Lamar se encogió de hombros.
—¿Seguro?
—Y tanto que seguro.
—Bien, si insistes… —dijo, poniéndose a la cabeza. Pasaron junto a los invitados, hasta el comienzo del siguiente tramo de escalera, y Grillo los siguió. Al pasar junto a Sagansky le oyó murmurar frases de su reciente conversación con Eve. Daba la impresión de que tenía peces muertos flotando en el cerebro.

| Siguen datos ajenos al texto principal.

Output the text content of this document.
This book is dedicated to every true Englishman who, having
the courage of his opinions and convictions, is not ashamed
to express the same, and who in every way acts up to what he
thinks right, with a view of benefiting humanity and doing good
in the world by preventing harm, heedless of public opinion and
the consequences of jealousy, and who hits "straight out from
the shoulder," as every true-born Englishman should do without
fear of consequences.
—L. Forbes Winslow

—…lo es…, de veras que lo es…, sobre todo las habitaciones de arriba…
Eve se encontraba ya a la mitad del segundo tramo, decidida a alcanzar a Lamar y seguir a su lado hasta el fin.
—¡Eve, no sigas! —la llamó Grillo.
Ella no le hizo el menor caso.
—
¡Eve!
—repitió Grillo.
Esta vez, ella volvió la cabeza.
—¿No vienes, Grillo? —preguntó.
Si Lamar se dio cuenta de que Eve había dejado escapar el nombre de su secreto, lo cierto es que no dio muestras de ello. Siguió hasta el tercer descansillo, guiándola luego por el rellano. Giraron en una esquina, y los dos desaparecieron.